National park concessionaires, deeply concerned over what they see as three decades of stagnant visitation to the National Park System, want Congress to authorize better marketing of the parks, longer "high" seasons in the parks they believe would generate more revenues for infrastructure improvements, and expanded concessionaire opportunities in the parks.
Those items were among a list of nine that Derrick Crandall, counselor of the National Park Hospitality Association, recently presented to a House appropriations subcommittee with responsibility for Interior, Environment and Related Agencies.
"Mr. Chairman and Members, I know you would agree that we need to get Americans back in touch with nature, engaged in physical activities and outdoor recreation, and connected to the magnificent culture, heritage and landscapes that are celebrated by our National Park System," Mr. Crandall said in remarks prepared for his appearance before the subcommittee on March 19.
"We need to reach out to youth to encourage them to share in the wonder and enjoyment of our National Parks and discourage the increasingly sedentary lifestyles that are contributing to our health care crisis. We need to expand park visitation to encourage minorities, disadvantaged communities, new Americans and urban residents to see their national parks for themselves and to build a broader constituency for America’s great outdoors. And, we need to find new and innovative ways to reinvest in the maintenance, restoration, and expansion of critical park infrastructure – much of which was built either by private investment when the national parks were first created, or in conjunction with the work of the Civilian Conservation Corps more than half a century ago."
While visitation to the National Park System reached a record 292.8 million in 2014, an increase of more than 19 million from 2013, NHPA officials say visitation has "actually declined if you discount new units added to the system."
The solution? According to NHPA, a range of initiatives should be implemented, including:
* Extend the Federal Lands Recreation Enhancement Act for two years to allow the Park Service to continue to collect fees for entry into park units and a variety of recreational activities, including backcountry usage, campgrounds, and boat launches;
* "(C)ontinuation and expansion of the Centennial Challenge Program. Encouraging non-profits, corporations and individuals to contribute toward important national park programs and projects...";
* Creation of a "National Park Outreach and Promotion Fund," funded by a transfer of 10 percent of the concessionaire franchise fees to "support NPS outreach and marketing efforts in partnership with states, gateway communities and concessioners;"
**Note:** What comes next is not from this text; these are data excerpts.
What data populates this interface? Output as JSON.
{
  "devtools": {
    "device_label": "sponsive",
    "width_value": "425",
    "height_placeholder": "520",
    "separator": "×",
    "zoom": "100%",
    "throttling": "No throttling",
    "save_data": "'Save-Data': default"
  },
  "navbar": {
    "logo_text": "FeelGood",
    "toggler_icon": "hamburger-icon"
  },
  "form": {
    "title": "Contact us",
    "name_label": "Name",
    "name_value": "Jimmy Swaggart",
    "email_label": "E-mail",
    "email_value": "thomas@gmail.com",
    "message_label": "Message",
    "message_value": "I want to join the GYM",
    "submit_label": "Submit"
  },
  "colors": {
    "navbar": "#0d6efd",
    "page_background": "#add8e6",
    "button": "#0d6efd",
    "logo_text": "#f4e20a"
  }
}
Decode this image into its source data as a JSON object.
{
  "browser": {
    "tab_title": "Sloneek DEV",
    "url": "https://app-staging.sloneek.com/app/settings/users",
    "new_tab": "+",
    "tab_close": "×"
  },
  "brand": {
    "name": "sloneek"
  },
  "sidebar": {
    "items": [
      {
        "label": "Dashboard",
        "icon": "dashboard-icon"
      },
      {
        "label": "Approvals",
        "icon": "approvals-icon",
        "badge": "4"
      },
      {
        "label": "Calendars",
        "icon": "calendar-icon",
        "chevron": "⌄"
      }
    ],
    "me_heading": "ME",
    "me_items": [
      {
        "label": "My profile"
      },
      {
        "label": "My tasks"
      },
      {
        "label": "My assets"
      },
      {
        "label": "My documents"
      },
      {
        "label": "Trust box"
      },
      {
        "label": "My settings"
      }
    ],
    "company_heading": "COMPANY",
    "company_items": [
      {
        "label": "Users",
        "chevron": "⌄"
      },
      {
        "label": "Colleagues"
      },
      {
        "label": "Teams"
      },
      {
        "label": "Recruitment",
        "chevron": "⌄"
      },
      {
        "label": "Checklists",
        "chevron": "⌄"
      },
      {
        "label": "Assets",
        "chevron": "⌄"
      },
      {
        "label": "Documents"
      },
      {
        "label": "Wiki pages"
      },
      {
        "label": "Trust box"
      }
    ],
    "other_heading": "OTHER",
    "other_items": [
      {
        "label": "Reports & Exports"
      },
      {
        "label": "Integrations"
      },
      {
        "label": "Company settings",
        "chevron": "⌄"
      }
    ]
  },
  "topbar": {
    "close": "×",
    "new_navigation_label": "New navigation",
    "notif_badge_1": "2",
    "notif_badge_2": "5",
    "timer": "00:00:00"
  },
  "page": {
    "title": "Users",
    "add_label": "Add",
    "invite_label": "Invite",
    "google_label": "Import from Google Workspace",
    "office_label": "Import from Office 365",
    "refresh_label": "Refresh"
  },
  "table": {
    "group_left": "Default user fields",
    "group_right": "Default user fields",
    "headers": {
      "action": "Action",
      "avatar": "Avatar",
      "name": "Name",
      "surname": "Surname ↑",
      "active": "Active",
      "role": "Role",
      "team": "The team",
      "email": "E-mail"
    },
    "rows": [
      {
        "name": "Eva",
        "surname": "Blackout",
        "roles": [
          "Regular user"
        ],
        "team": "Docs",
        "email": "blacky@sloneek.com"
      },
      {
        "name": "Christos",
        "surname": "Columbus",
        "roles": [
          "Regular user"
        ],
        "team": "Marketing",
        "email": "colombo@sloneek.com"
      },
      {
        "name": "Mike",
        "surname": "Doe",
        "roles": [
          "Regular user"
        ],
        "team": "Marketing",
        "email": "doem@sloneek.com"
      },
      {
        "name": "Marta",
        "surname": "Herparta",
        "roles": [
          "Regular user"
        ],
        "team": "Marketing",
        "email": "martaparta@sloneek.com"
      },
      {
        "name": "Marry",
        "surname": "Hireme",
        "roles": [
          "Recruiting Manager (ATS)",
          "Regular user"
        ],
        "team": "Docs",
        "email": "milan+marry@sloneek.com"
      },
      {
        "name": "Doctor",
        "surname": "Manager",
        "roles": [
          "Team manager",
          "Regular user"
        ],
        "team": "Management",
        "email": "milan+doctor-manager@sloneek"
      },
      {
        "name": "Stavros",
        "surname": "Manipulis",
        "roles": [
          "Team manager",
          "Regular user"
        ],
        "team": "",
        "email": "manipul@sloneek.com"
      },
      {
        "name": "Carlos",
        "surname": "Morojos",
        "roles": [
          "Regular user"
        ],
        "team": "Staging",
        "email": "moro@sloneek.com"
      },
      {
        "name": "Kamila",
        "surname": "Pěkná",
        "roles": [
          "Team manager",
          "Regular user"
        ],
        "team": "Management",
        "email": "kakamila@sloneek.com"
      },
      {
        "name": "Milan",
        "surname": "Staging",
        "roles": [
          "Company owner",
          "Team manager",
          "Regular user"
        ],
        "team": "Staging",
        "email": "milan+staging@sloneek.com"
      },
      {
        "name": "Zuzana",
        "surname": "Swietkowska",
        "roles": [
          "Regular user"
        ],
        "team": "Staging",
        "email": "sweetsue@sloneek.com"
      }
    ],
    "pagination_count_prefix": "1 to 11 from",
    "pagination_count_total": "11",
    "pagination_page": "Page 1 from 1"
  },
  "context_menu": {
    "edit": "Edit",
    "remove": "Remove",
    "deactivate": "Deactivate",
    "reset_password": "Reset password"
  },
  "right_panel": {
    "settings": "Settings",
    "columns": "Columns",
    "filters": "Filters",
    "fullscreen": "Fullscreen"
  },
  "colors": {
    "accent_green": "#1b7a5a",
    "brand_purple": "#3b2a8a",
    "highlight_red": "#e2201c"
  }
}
* Expanding the seasons at national parks, a move that would lead to increase visitor spending and franchise fees for the Park Service. These revenues, coupled with "investment requirements under new concessions contracts and appropriate use of existing Leasehold Surrender Interest" should be used to improve infrastructure in the park system.
"There has been a loss of rooms, of restaurant capacity, of services and of retail space in national parks over two decades, producing a corresponding decline in overnight stays and in the average length of visitor stays," Mr. Crandall told the subcommittee.
* More national park campgrounds should be managed by concessionaires "to improve visitor services and reduce operating costs";
* Concessionaires should be allowed to qualify for "historic tax credits from investments in structures" in the parks, and;
* Programs such as Youth Conservation Corps utilized in Yellowstone and Shenandoah national parks should be expanded across the system to "undertake construction, reconstruction and maintenance projects," possibly at a savings for the Park Service.
During a conversation with the Traveler last week, Mr. Crandall said the concessionaires don't expect the Park Service to "dramatically" expand road systems in national parks, but would like to see facility improvements and additions and believe it can be done without posing a great competitive threat to lodging and dining options in gateway communities.
"We seem to be headed in just one direction (in the parks): No increase, reduce, reduce," he said. "While that may be appropriate for Yosemite Valley, while that may be appropriate for portions of Yellowstone, I think for the park system overall, that's not a wise tactic.
"... I think what we're really saying, there is still an opportunity to enhance the ability of visitors to enjoy their park experience in a small portion of the footprint of our National Park System, and by doing that, just have a more robust experience when they're in the parks," Mr. Crandall went on.
"We're not talking about adding dramatically to the road system of the national parks because people now by and large see the parks out of their windshields. The last thing I would ever say is that that's justification for building more roads. But I would say that when you look at Yosemite Valley, and you have 1,500 rooms, which is down dramatically from what we used to have, and only 800 of those have bathrooms, I'm not afraid to say at some point we should look at how we upgrade those rooms so that 1,500 rooms have 1,500 bathrooms."
How Congress responds to the concessionaires remains to be seen, but Mr. Crandall plans to continue discussions with the appropriate committee and subcommittee chairs and ranking members.
"I'd say we got an enthusiastic level of support from all of the members of Congress that we talked to," he said in reference to his recent appearance before the subcommittee. "And that includes even people on the minority side. They all agree that they want to continue a successful pattern of providing services for the visitors in the parks through private sector investment in things like lodges."